The California Public Employees’ Retirement System is firing most external “emerging” equity fund managers as the largest U.S. public pension reworks investment strategies to meet its return target.
Returns from both traditional and emerging managers overall “haven’t contributed enough to achieving 7% target,” Chief Executive Officer Marcie Frost wrote in an Oct. 21 memo to the board, a copy of which was seen by Bloomberg. CIO magazine earlier reported the move.
Calpers, with $387 billion in assets as of Dec. 3, has long been reducing outside managers to reduce costs. The process accelerated under Chief Investment Officer Ben Meng, who started in January.

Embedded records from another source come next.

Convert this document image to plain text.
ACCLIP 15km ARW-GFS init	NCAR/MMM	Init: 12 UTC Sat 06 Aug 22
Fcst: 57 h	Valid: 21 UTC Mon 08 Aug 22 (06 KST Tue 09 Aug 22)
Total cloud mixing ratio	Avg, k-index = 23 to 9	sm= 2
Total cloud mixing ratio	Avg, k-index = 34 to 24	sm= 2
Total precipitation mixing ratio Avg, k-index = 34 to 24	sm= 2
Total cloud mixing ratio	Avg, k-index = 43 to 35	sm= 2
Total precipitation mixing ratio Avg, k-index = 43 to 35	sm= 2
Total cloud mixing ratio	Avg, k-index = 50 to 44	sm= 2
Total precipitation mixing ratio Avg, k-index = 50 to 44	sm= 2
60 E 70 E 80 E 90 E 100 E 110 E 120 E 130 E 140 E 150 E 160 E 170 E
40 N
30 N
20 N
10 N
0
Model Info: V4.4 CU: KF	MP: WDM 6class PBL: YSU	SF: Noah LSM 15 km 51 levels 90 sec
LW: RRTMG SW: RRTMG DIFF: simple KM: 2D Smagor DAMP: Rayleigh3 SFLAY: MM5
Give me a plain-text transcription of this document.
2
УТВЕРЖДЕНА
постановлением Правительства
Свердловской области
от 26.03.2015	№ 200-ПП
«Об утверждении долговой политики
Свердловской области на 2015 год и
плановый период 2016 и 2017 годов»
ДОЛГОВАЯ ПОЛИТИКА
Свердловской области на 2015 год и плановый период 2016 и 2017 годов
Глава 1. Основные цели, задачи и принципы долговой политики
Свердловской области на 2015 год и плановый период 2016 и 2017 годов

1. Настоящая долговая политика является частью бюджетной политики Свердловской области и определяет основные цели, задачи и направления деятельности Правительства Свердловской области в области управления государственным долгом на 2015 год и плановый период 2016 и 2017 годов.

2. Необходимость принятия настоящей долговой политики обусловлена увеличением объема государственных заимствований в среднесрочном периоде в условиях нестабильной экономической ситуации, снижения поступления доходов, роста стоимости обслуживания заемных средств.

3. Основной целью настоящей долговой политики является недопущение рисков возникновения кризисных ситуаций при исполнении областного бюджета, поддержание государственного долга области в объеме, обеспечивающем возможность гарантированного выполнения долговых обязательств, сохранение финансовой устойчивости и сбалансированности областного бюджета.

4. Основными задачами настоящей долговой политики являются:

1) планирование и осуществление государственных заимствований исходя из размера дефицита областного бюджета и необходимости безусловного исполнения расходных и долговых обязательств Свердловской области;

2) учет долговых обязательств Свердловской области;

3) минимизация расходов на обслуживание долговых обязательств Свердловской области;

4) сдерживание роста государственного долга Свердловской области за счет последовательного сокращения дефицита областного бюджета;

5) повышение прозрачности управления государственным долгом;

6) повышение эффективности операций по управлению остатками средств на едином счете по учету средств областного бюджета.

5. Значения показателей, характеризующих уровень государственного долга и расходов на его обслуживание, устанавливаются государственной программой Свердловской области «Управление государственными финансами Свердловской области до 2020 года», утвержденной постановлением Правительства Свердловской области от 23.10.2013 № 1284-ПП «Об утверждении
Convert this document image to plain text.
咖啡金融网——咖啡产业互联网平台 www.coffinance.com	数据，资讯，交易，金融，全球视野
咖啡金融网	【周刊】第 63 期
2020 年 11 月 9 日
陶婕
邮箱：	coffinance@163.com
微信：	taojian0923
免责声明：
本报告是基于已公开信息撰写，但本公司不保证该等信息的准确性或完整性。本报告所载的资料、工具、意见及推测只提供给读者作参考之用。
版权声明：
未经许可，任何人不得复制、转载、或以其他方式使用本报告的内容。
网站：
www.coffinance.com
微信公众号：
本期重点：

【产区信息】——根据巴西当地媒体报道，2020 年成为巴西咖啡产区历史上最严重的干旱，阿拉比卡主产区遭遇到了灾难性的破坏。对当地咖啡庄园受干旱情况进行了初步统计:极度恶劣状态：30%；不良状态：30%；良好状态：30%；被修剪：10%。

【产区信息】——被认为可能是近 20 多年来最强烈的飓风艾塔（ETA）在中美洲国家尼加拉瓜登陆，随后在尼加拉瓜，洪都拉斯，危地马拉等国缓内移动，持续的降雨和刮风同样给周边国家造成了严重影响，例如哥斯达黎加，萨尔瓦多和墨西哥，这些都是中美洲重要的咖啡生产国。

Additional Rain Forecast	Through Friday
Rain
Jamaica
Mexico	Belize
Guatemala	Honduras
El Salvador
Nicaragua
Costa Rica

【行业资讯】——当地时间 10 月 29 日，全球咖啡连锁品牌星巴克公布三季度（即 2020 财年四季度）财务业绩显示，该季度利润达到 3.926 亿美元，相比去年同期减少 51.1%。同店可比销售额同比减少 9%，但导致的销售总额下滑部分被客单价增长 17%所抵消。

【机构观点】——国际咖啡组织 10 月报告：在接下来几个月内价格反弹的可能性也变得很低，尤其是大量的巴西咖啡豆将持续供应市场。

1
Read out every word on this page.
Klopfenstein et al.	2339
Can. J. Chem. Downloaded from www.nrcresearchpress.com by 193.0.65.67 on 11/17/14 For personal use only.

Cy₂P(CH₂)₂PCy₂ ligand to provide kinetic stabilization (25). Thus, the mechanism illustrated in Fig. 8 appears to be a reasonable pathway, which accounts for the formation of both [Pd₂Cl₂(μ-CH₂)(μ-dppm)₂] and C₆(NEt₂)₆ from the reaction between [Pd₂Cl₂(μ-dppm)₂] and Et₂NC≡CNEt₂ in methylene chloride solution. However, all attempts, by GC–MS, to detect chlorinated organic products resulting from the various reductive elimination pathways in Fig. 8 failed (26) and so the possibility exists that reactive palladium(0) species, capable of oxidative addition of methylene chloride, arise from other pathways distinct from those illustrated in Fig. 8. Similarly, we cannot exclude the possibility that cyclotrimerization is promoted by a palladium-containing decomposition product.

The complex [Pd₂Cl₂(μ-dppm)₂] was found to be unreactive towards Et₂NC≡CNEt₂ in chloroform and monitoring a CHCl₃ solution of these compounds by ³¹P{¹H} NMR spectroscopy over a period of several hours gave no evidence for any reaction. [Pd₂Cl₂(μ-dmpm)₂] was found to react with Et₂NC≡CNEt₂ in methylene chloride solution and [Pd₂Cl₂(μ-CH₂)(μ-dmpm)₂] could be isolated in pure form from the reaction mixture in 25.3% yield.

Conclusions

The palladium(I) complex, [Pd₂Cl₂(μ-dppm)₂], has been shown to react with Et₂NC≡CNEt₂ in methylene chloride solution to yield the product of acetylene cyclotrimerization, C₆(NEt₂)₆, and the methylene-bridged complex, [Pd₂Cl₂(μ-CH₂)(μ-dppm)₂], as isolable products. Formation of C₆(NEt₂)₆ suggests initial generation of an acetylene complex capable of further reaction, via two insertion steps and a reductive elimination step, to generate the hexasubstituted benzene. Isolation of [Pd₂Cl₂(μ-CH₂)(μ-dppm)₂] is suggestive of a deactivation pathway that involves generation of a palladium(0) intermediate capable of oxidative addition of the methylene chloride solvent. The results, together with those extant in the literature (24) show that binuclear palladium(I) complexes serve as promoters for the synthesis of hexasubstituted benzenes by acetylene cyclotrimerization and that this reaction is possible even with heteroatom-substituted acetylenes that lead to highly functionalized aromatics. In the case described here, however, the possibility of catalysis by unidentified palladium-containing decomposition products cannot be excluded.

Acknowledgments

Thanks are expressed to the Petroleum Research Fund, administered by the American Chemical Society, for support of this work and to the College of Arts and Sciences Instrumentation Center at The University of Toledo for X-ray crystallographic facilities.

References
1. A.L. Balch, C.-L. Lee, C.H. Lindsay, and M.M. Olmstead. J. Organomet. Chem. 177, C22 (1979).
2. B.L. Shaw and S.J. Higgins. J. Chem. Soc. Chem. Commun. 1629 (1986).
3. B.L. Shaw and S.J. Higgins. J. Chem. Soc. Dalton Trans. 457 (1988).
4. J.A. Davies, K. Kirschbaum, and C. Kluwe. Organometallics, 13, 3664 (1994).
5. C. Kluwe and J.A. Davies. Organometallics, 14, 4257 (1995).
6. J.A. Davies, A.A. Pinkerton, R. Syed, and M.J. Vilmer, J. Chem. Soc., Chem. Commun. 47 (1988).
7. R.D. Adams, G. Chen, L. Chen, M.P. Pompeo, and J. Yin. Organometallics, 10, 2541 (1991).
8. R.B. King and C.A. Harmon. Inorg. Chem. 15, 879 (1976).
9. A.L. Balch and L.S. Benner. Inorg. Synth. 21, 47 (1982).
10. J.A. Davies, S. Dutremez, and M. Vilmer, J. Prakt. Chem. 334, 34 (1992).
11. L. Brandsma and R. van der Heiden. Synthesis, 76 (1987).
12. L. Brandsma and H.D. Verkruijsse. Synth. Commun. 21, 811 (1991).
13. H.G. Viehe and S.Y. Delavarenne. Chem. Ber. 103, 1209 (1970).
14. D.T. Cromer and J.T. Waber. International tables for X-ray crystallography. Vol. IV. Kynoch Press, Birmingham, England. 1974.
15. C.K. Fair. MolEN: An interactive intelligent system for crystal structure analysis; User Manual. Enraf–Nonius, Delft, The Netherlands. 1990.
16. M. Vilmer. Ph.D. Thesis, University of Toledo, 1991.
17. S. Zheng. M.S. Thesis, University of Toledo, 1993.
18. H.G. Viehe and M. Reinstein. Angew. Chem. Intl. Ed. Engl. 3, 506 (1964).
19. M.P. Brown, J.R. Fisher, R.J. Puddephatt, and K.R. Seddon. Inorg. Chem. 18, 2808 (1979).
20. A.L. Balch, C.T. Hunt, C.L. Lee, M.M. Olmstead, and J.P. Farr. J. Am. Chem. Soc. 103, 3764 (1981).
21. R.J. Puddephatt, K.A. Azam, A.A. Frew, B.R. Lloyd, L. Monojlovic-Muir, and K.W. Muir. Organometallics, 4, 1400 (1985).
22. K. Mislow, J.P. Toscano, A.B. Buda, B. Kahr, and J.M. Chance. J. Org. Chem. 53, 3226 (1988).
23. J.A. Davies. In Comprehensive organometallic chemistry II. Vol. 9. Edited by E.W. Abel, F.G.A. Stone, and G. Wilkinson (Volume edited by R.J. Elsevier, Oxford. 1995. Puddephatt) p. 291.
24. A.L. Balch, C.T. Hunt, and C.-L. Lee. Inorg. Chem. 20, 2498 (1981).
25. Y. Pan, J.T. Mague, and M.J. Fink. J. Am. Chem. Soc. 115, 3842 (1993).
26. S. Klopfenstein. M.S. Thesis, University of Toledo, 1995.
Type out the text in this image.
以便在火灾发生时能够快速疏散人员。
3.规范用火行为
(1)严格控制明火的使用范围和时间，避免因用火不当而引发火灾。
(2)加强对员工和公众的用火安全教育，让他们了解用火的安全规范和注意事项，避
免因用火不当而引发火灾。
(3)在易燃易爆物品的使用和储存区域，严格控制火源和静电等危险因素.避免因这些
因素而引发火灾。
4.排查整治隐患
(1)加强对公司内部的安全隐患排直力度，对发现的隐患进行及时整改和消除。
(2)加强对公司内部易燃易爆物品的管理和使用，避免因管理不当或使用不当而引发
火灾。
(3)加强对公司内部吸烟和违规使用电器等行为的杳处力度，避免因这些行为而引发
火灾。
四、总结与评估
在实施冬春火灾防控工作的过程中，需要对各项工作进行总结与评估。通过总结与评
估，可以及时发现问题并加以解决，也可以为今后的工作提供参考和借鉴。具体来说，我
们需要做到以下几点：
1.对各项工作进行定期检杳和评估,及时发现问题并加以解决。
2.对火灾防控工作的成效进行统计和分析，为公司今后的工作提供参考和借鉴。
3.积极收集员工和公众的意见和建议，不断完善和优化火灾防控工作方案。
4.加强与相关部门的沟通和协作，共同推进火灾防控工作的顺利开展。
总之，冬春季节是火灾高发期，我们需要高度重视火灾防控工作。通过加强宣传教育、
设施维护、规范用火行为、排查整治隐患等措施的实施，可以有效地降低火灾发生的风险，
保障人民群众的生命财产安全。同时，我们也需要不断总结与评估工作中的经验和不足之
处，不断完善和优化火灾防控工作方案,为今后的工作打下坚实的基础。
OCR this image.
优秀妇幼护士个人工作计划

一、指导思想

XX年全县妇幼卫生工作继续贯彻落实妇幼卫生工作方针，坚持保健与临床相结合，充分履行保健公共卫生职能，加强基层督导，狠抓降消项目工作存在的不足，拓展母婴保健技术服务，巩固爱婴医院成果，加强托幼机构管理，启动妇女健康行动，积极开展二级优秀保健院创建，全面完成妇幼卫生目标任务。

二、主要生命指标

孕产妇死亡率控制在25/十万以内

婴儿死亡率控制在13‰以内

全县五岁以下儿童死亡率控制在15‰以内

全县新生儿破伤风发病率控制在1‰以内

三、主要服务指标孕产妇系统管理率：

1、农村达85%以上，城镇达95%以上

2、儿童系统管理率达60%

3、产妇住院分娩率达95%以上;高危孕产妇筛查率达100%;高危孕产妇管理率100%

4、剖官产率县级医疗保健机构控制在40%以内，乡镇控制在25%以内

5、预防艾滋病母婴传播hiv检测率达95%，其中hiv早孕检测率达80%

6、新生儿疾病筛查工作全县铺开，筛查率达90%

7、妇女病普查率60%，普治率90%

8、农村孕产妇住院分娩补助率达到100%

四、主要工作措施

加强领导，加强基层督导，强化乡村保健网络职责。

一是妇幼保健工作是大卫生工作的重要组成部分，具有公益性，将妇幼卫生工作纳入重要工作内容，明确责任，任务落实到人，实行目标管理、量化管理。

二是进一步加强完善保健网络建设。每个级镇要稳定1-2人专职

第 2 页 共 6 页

“In past three months we reduced traditional external managers from $30-plus billion to $5 billion -- from 17 managers to three,” Frost said in the memo. “Now also restructuring emerging manager program and reducing number of managers -- from five to one and $3.6 billion to $500 million.”
Calpers didn’t immediately reply to a request for comment.
Traditional managers have underperformed their benchmarks by 48 basis points over the past five years net of fees and emerging managers by 126 basis points, according to Frost.
Calpers launched its emerging manager program for some asset classes in 1991 and added equity funds eight years later, according to its website. Many of the firms are led by women and minorities. Candidates include equity fund firms with less than $2 billion under management.
“An ancillary benefit of our emerging manager strategies is greater ethnic and gender diversity among Calpers external fund managers,” according to a fact sheet on the program.
Frost’s memo doesn’t name managers who may be fired, but said the investment team would “begin notifying our emerging manager advisers who will no longer retain a mandate from Calpers.”